I paused, almost to the roof. Was he telling the truth? Did he have Breeohan and Rafan, and was the whole city involved in this scheme? The city part seemed unlikely. But I’d been kidnapped, why not Breeohan and Rafan too? The man’s sharp eyes noticed me hesitate, so he continued. “Come down now, and your friends won’t get hurt.”
I hadn’t ever been in this kind of dilemma before, but though my heart ached with guilt, I’d seen enough movies and read enough books to know that bad guys who say they’ll spare your friends never keep their word. I had no way of knowing if this guy was telling the truth. If I let him catch me, I would have no way of helping Breeohan or Rafan, assuming they really were captured. I climbed the rest of the way to the top of the wall and rolled over onto the building’s flat roof just as the man who’d disappeared at the signal of the other burst through a door leading to the roof of an adjoining building.

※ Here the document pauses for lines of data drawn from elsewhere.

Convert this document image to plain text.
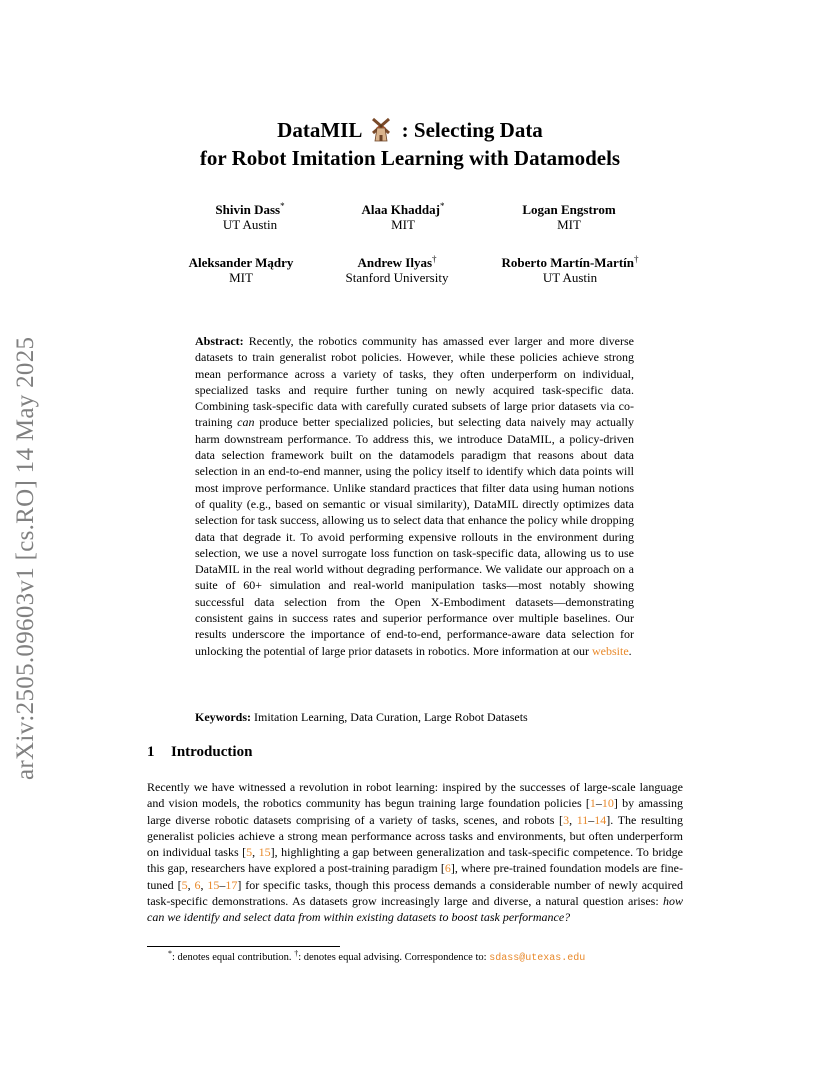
arXiv:2505.09603v1 [cs.RO] 14 May 2025
DataMIL : Selecting Data
for Robot Imitation Learning with Datamodels
Shivin Dass*
UT Austin
Alaa Khaddaj*
MIT
Logan Engstrom
MIT
Aleksander Mądry
MIT
Andrew Ilyas†
Stanford University
Roberto Martín-Martín†
UT Austin
Abstract: Recently, the robotics community has amassed ever larger and more diverse datasets to train generalist robot policies. However, while these policies achieve strong mean performance across a variety of tasks, they often underperform on individual, specialized tasks and require further tuning on newly acquired task-specific data. Combining task-specific data with carefully curated subsets of large prior datasets via co-training can produce better specialized policies, but selecting data naively may actually harm downstream performance. To address this, we introduce DataMIL, a policy-driven data selection framework built on the datamodels paradigm that reasons about data selection in an end-to-end manner, using the policy itself to identify which data points will most improve performance. Unlike standard practices that filter data using human notions of quality (e.g., based on semantic or visual similarity), DataMIL directly optimizes data selection for task success, allowing us to select data that enhance the policy while dropping data that degrade it. To avoid performing expensive rollouts in the environment during selection, we use a novel surrogate loss function on task-specific data, allowing us to use DataMIL in the real world without degrading performance. We validate our approach on a suite of 60+ simulation and real-world manipulation tasks—most notably showing successful data selection from the Open X-Embodiment datasets—demonstrating consistent gains in success rates and superior performance over multiple baselines. Our results underscore the importance of end-to-end, performance-aware data selection for unlocking the potential of large prior datasets in robotics. More information at our website.
Keywords: Imitation Learning, Data Curation, Large Robot Datasets
1 Introduction
Recently we have witnessed a revolution in robot learning: inspired by the successes of large-scale language and vision models, the robotics community has begun training large foundation policies [1–10] by amassing large diverse robotic datasets comprising of a variety of tasks, scenes, and robots [3, 11–14]. The resulting generalist policies achieve a strong mean performance across tasks and environments, but often underperform on individual tasks [5, 15], highlighting a gap between generalization and task-specific competence. To bridge this gap, researchers have explored a post-training paradigm [6], where pre-trained foundation models are fine-tuned [5, 6, 15–17] for specific tasks, though this process demands a considerable number of newly acquired task-specific demonstrations. As datasets grow increasingly large and diverse, a natural question arises: how can we identify and select data from within existing datasets to boost task performance?
*: denotes equal contribution. †: denotes equal advising. Correspondence to: sdass@utexas.edu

He ran to the edge looking down at his partner. I started slowly crawling to a farther side. “Where is she?”
“She just made it to the top. Hurry,” the man below yelled up as I rolled off the building’s roof and stuck fast to the opposite wall. The short guy’s steps pounded rapidly nearer. I slowed my gasping and stilled my muscles’ tired trembling with monumental effort. I wished ruefully that I’d been an avid climber back on Earth so that I wouldn’t be so near to collapsing now. But hindsight wasn’t very useful, so I concentrated on holding still as the man stopped near my edge, sweeping the roof with focused determination.
As he moved further away to search a different part of the roof, I stealthily slipped down the wall to the ground. Once on the blessed horizontal dirt, I huddled in the corner of two buildings, shaking with tension and heat exhaustion. My strength reserves were starting to wane, and I wasn’t sure how many more lacings I could do before I would be completely out of energy.